Jeudi 10 novembre 2011, 24 personnes ont été inculpées d’infractions à caractère terroriste. Leur procès doit reprendre mercredi 23 novembre 2011. Six journalistes et deux membres du parti d’opposition Unité pour la démocratie et la justice figurent parmi les accusés. Seize de ces 24 personnes sont jugées par contumace. Plusieurs autres procès de journalistes et de militants de l’opposition sont en cours.

« Le gouvernement éthiopien se sert de sa loi contre le terrorisme, qui est rédigée en termes vagues, afin d’écraser la contestation pacifique », a dénoncé Rona Peligal, directrice adjointe de la division Afrique de Human Rights Watch.

La Loi relative à la lutte contre le terrorisme de 2009 comprend une définition trop large et vague des actes terroristes et une définition de l’« encouragement au terrorisme » rendant la publication de déclarations « susceptibles d’être comprises comme un encouragement au terrorisme » passibles de 10 à 20 ans de prison. Ces dispositions signifient que des personnes se montrant critiques à l’égard du gouvernement, telles que des journalistes et des opposants politiques, pourraient être inculpées pour encouragement au terrorisme, ont poursuivi Human Rights Watch et Amnesty International.

Les deux organisations ont exhorté le gouvernement éthiopien à permettre au corps diplomatique d’effectuer un suivi systématique de ces procès. L’heure et le lieu d’audiences ont été changés à la dernière minute à au moins deux reprises dans le cadre de procès en cours.
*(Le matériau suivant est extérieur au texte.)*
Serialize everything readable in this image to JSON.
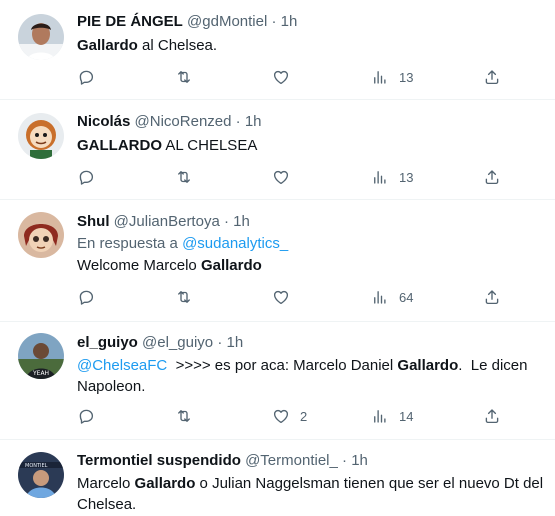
{
  "tweets": [
    {
      "name": "PIE DE ÁNGEL",
      "handle": "@gdMontiel",
      "sep": "·",
      "time": "1h",
      "text": "Gallardo al Chelsea.",
      "bold": "Gallardo",
      "rest": " al Chelsea.",
      "likes": "",
      "views": "13"
    },
    {
      "name": "Nicolás",
      "handle": "@NicoRenzed",
      "sep": "·",
      "time": "1h",
      "bold": "GALLARDO",
      "rest": " AL CHELSEA",
      "likes": "",
      "views": "13"
    },
    {
      "name": "Shul",
      "handle": "@JulianBertoya",
      "sep": "·",
      "time": "1h",
      "reply_prefix": "En respuesta a ",
      "reply_to": "@sudanalytics_",
      "pre": "Welcome Marcelo ",
      "bold": "Gallardo",
      "likes": "",
      "views": "64"
    },
    {
      "name": "el_guiyo",
      "handle": "@el_guiyo",
      "sep": "·",
      "time": "1h",
      "mention": "@ChelseaFC",
      "pre": "  >>>> es por aca: Marcelo Daniel ",
      "bold": "Gallardo",
      "rest": ".  Le dicen",
      "line2": "Napoleon.",
      "likes": "2",
      "views": "14"
    },
    {
      "name": "Termontiel suspendido",
      "handle": "@Termontiel_",
      "sep": "·",
      "time": "1h",
      "pre": "Marcelo ",
      "bold": "Gallardo",
      "rest": " o Julian Naggelsman tienen que ser el nuevo Dt del",
      "line2": "Chelsea."
    }
  ],
  "colors": {
    "text": "#0f1419",
    "muted": "#536471",
    "link": "#1d9bf0",
    "divider": "#eff3f4"
  },
  "icons": [
    "reply-icon",
    "retweet-icon",
    "like-icon",
    "views-icon",
    "share-icon"
  ]
}
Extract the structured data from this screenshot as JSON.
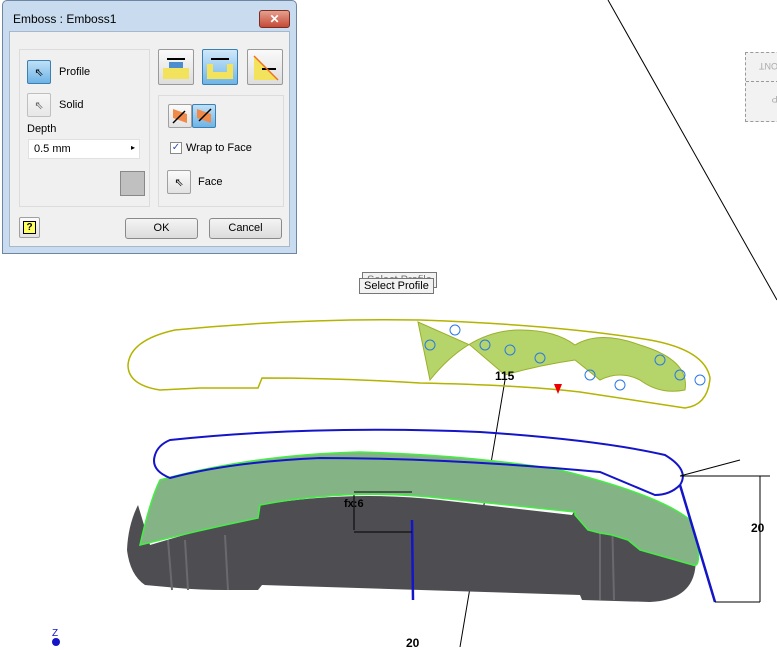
{
  "dialog": {
    "title": "Emboss : Emboss1",
    "close_icon": "close-icon",
    "profile_label": "Profile",
    "solid_label": "Solid",
    "depth_label": "Depth",
    "depth_value": "0.5 mm",
    "wrap_to_face_label": "Wrap to Face",
    "wrap_to_face_checked": true,
    "face_label": "Face",
    "ok_label": "OK",
    "cancel_label": "Cancel"
  },
  "viewport": {
    "tooltip": "Select Profile",
    "tooltip_behind": "Select Profile",
    "viewcube_front": "FRONT",
    "viewcube_top": "TOP",
    "dimensions": {
      "length": "115",
      "depth": "fx:6",
      "height_right": "20",
      "height_bottom": "20"
    },
    "axis_label": "Z"
  },
  "colors": {
    "sketch": "#b3b300",
    "profile": "#1414c8",
    "solid": "#505055",
    "face": "#84b486",
    "face_edge": "#44ee44"
  }
}
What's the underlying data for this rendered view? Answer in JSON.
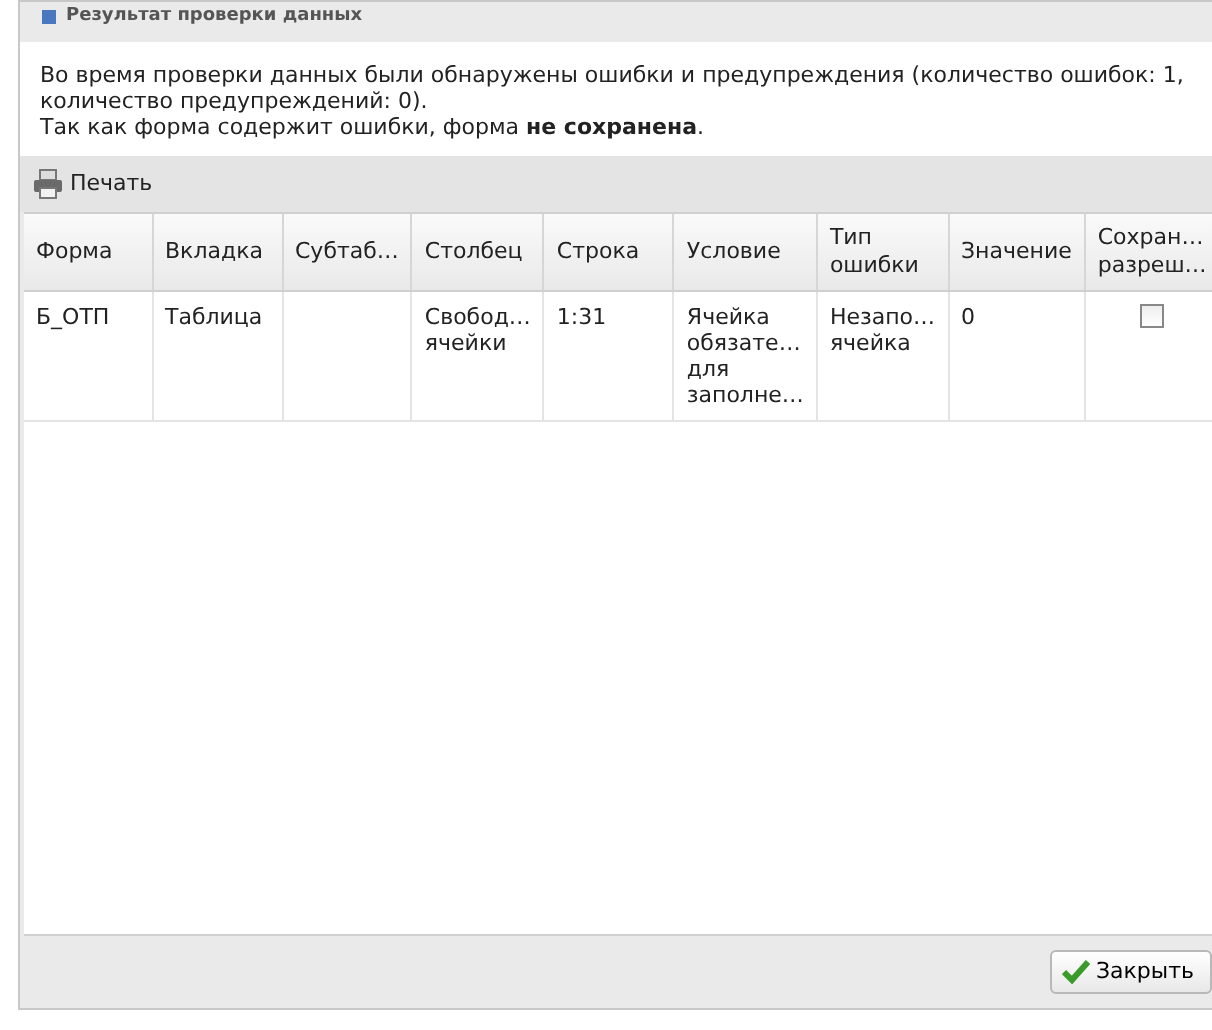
{
  "window": {
    "title": "Результат проверки данных"
  },
  "message": {
    "text": "Во время проверки данных были обнаружены ошибки и предупреждения (количество ошибок: 1, количество предупреждений: 0).",
    "text2": "Так как форма содержит ошибки, форма **не сохранена**."
  },
  "toolbar": {
    "print_label": "Печать"
  },
  "table": {
    "columns": [
      "Форма",
      "Вкладка",
      "Субтаб…",
      "Столбец",
      "Строка",
      "Условие",
      "Тип\nошибки",
      "Значение",
      "Сохран…\nразреш…"
    ],
    "rows": [
      {
        "cells": [
          "Б_ОТП",
          "Таблица",
          "",
          "Свобод…\nячейки",
          "1:31",
          "Ячейка\nобязате…\nдля\nзаполне…",
          "Незапо…\nячейка",
          "0"
        ],
        "checked": false
      }
    ]
  },
  "buttons": {
    "close_label": "Закрыть"
  }
}
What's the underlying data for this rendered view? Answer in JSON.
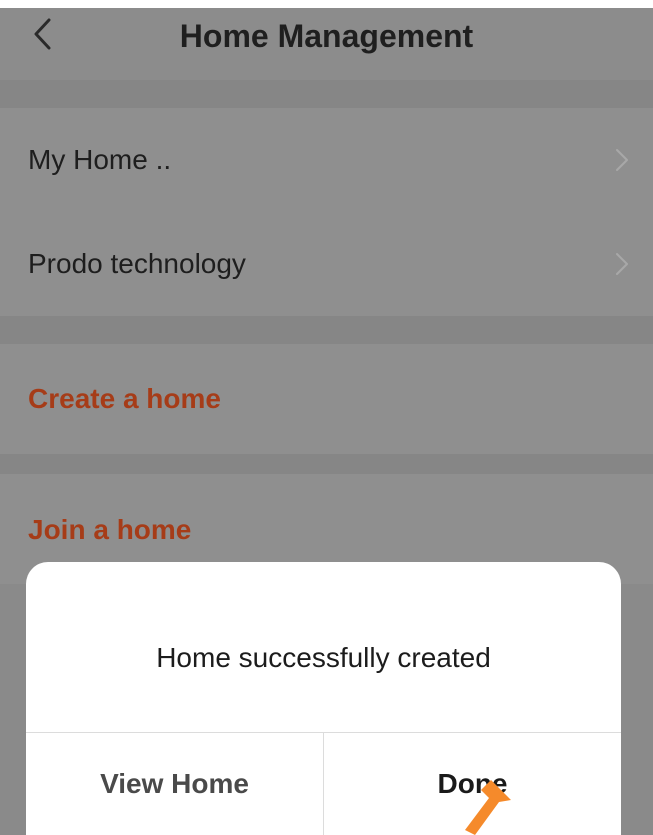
{
  "header": {
    "title": "Home Management",
    "back_icon": "chevron-left-icon"
  },
  "homes": [
    {
      "label": "My Home .."
    },
    {
      "label": "Prodo technology"
    }
  ],
  "actions": {
    "create_label": "Create a home",
    "join_label": "Join a home",
    "accent_color": "#a63c18"
  },
  "dialog": {
    "message": "Home successfully created",
    "view_home_label": "View Home",
    "done_label": "Done"
  },
  "overlay": {
    "pointer_icon": "orange-arrow-pointer-icon",
    "pointer_color": "#f58a2b"
  }
}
Le gouvernement doit veiller à ce que certaines informations essentielles, telles que le lieu et l’heure des audiences, soient connues du public.

Amnesty International et Human Rights Watch ont par ailleurs engagé les diplomates en poste en Éthiopie à effectuer un suivi systématique des procès actuels pour terrorisme et des procès des membres de l’opposition oromo arrêtés en 2011. Cela est tout particulièrement important étant donné l’absence d’organisations indépendantes de défense des droits humains, que le gouvernement éthiopien a ni plus ni moins interdites. Si des diplomates ont assisté à plusieurs comparutions devant le juge chargé d’examiner les demandes de mise en liberté et à certaines audiences relatives à des affaires de terrorisme, aucun n’était semble-t-il présent jeudi 10 novembre pour l’audience de confirmation des charges - en raison d’un changement de lieu survenu à la dernière minute -, pas plus qu’à l’audience suivante, mardi 15 novembre.

Entre 2005 et 2007, des partenaires étrangers de l’Éthiopie ont suivi de près une série de procès dans le cadre desquels des accusations de trahison ont été formulées, après que des résultats électoraux eurent été contestés. Le Conseil de l’Union européenne a désigné un observateur à temps complet chargé d’assister aux procès ; les conclusions du rapport du Conseil n’ont cependant jamais été rendues publiques. Un roulement a été instauré pour que les membres du personnel des ambassades de l’Union européenne puissent effectuer un suivi, et un membre du personnel de l’ambassade américaine était également présent.

« Un suivi systématique de ces procès par des diplomates est crucial  », a déclaré Michelle Kagari, directrice adjointe du programme Afrique d’Amnesty International. « Faute de société civile sur place, les diplomates peuvent jouer un rôle essentiel en vérifiant si le droit des suspects à un procès équitable est respecté ou non. »

Aucune des personnes arrêtées et inculpées en 2011 en vertu de la loi de lutte contre le terrorisme n’a pu s’entretenir avec un avocat lors de la phase précédant le procès. Trois des accusés se sont plaints devant la cour de mauvais traitements subis en détention.

Meles Zenawi, le Premier ministre, et Shimeles Kemal, le porte-parole du gouvernement, ont publiquement bafoué la présomption d’innocence des accusés, ont ajouté Human Rights Watch et Amnesty International. Il est par ailleurs possible que les propos qu’ils ont tenus pèsent sur les jugements, dans un pays où la justice manque d’indépendance.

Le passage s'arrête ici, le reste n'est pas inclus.